Discovery: Louis Eisner



Louis Eisner and his friend Nick Darmstaedter grew up together and attended high school a block away from Bergamot Station, a gallery complex in Santa Monica, California, where they frequently ate lunch at the cafe. There, they initially schemed ways to leave their marks at one of the galleries next door. In 2005, before leaving for university, the two friends succeeded in presenting their group exhibition at Frank Pictures. College and stints in New York behind them, this weekend the two return to the gallery that first hosted them, presenting “Ain’t,” a group show that includes many of the same peers they included five years ago.

Growing up, Eisner had natural exposure to art—his mother is photographer Lisa Eisner. So when he moved to New York in 2006, he applied for an internship at Sotheby’s, and got it. It’s at the auction house (and under the tutelage of the flamboyant Tobias Meyer) that he was introduced to the history of art. A year later, Eisner interned at Deitch Projects, and focused on an Art History degree at Columbia University. After graduating, he moved back to LA, and is putting what he learned to use: curating, painting (currently dinosaurs), and collaborating with a group of young artists who go under the moniker Stillhouse. Formed in 2008, the semi-collective group is made up of a rotating cast of a dozen young artists, who produce their own exhibitions, challenge each other in studio environments and present “the work currently being made.” Louis likes putting on exhibitions just as much as he enjoys talking about them with his viewers. Playing the “dealer” role in Stillhouse, he invites collectors and walks them through the shows.


Last year, Stillhouse occupied an abandoned floor at the defunct Department of Transportation in Tribeca and organized an exhibition entitled While it Lasts, to conclude their unique eight-month residency. For the show, Louis made a semi-abstract diptych painting. It was inspired by the florescent lights that spotlit a linen canvas he had hung on the wall. Currently, he’s working on new series inspired by a dinosaur history class he took during his last semester.
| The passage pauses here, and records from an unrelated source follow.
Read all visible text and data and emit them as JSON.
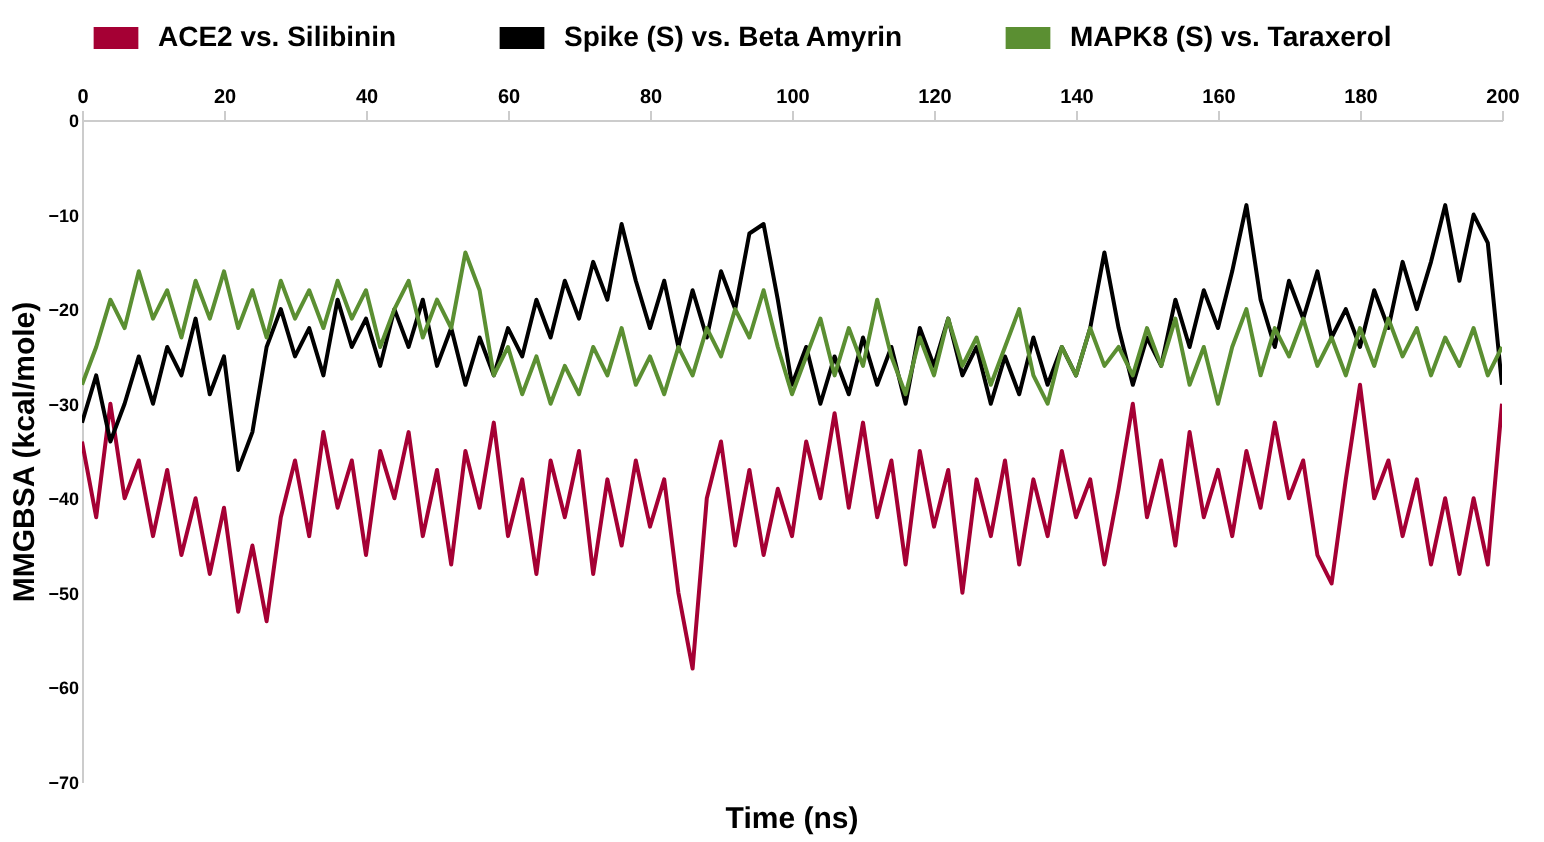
{
  "chart_data": {
    "type": "line",
    "xlabel": "Time (ns)",
    "ylabel": "MMGBSA (kcal/mole)",
    "x": [
      0,
      2,
      4,
      6,
      8,
      10,
      12,
      14,
      16,
      18,
      20,
      22,
      24,
      26,
      28,
      30,
      32,
      34,
      36,
      38,
      40,
      42,
      44,
      46,
      48,
      50,
      52,
      54,
      56,
      58,
      60,
      62,
      64,
      66,
      68,
      70,
      72,
      74,
      76,
      78,
      80,
      82,
      84,
      86,
      88,
      90,
      92,
      94,
      96,
      98,
      100,
      102,
      104,
      106,
      108,
      110,
      112,
      114,
      116,
      118,
      120,
      122,
      124,
      126,
      128,
      130,
      132,
      134,
      136,
      138,
      140,
      142,
      144,
      146,
      148,
      150,
      152,
      154,
      156,
      158,
      160,
      162,
      164,
      166,
      168,
      170,
      172,
      174,
      176,
      178,
      180,
      182,
      184,
      186,
      188,
      190,
      192,
      194,
      196,
      198,
      200
    ],
    "xlim": [
      0,
      200
    ],
    "xticks": [
      0,
      20,
      40,
      60,
      80,
      100,
      120,
      140,
      160,
      180,
      200
    ],
    "ylim": [
      -70,
      0
    ],
    "yticks": [
      0,
      -10,
      -20,
      -30,
      -40,
      -50,
      -60,
      -70
    ],
    "grid": false,
    "legend": "top",
    "marker": "none",
    "line_style": "solid",
    "series": [
      {
        "name": "ACE2 vs. Silibinin",
        "color": "#a50034",
        "values": [
          -34,
          -42,
          -30,
          -40,
          -36,
          -44,
          -37,
          -46,
          -40,
          -48,
          -41,
          -52,
          -45,
          -53,
          -42,
          -36,
          -44,
          -33,
          -41,
          -36,
          -46,
          -35,
          -40,
          -33,
          -44,
          -37,
          -47,
          -35,
          -41,
          -32,
          -44,
          -38,
          -48,
          -36,
          -42,
          -35,
          -48,
          -38,
          -45,
          -36,
          -43,
          -38,
          -50,
          -58,
          -40,
          -34,
          -45,
          -37,
          -46,
          -39,
          -44,
          -34,
          -40,
          -31,
          -41,
          -32,
          -42,
          -36,
          -47,
          -35,
          -43,
          -37,
          -50,
          -38,
          -44,
          -36,
          -47,
          -38,
          -44,
          -35,
          -42,
          -38,
          -47,
          -39,
          -30,
          -42,
          -36,
          -45,
          -33,
          -42,
          -37,
          -44,
          -35,
          -41,
          -32,
          -40,
          -36,
          -46,
          -49,
          -38,
          -28,
          -40,
          -36,
          -44,
          -38,
          -47,
          -40,
          -48,
          -40,
          -47,
          -30
        ]
      },
      {
        "name": "Spike (S) vs. Beta Amyrin",
        "color": "#000000",
        "values": [
          -32,
          -27,
          -34,
          -30,
          -25,
          -30,
          -24,
          -27,
          -21,
          -29,
          -25,
          -37,
          -33,
          -24,
          -20,
          -25,
          -22,
          -27,
          -19,
          -24,
          -21,
          -26,
          -20,
          -24,
          -19,
          -26,
          -22,
          -28,
          -23,
          -27,
          -22,
          -25,
          -19,
          -23,
          -17,
          -21,
          -15,
          -19,
          -11,
          -17,
          -22,
          -17,
          -24,
          -18,
          -23,
          -16,
          -20,
          -12,
          -11,
          -19,
          -28,
          -24,
          -30,
          -25,
          -29,
          -23,
          -28,
          -24,
          -30,
          -22,
          -26,
          -21,
          -27,
          -24,
          -30,
          -25,
          -29,
          -23,
          -28,
          -24,
          -27,
          -22,
          -14,
          -22,
          -28,
          -23,
          -26,
          -19,
          -24,
          -18,
          -22,
          -16,
          -9,
          -19,
          -24,
          -17,
          -21,
          -16,
          -23,
          -20,
          -24,
          -18,
          -22,
          -15,
          -20,
          -15,
          -9,
          -17,
          -10,
          -13,
          -28
        ]
      },
      {
        "name": "MAPK8 (S) vs. Taraxerol",
        "color": "#5b8f32",
        "values": [
          -28,
          -24,
          -19,
          -22,
          -16,
          -21,
          -18,
          -23,
          -17,
          -21,
          -16,
          -22,
          -18,
          -23,
          -17,
          -21,
          -18,
          -22,
          -17,
          -21,
          -18,
          -24,
          -20,
          -17,
          -23,
          -19,
          -22,
          -14,
          -18,
          -27,
          -24,
          -29,
          -25,
          -30,
          -26,
          -29,
          -24,
          -27,
          -22,
          -28,
          -25,
          -29,
          -24,
          -27,
          -22,
          -25,
          -20,
          -23,
          -18,
          -24,
          -29,
          -25,
          -21,
          -27,
          -22,
          -26,
          -19,
          -25,
          -29,
          -23,
          -27,
          -21,
          -26,
          -23,
          -28,
          -24,
          -20,
          -27,
          -30,
          -24,
          -27,
          -22,
          -26,
          -24,
          -27,
          -22,
          -26,
          -21,
          -28,
          -24,
          -30,
          -24,
          -20,
          -27,
          -22,
          -25,
          -21,
          -26,
          -23,
          -27,
          -22,
          -26,
          -21,
          -25,
          -22,
          -27,
          -23,
          -26,
          -22,
          -27,
          -24
        ]
      }
    ]
  }
}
Eisner became captivated by the paintings in the textbooks “and their obsoleteness; now proven inaccurate hypotheses of their environments and characteristics, as well as the impressionistic style they are rendered in.” Louis will continue this project in Wyoming in the coming months, which is where his family is originally from, “but also where many of the dinosaurs lived during their lives.” And his perfect exhibition space for them? “The Explorer’s Club in New York.”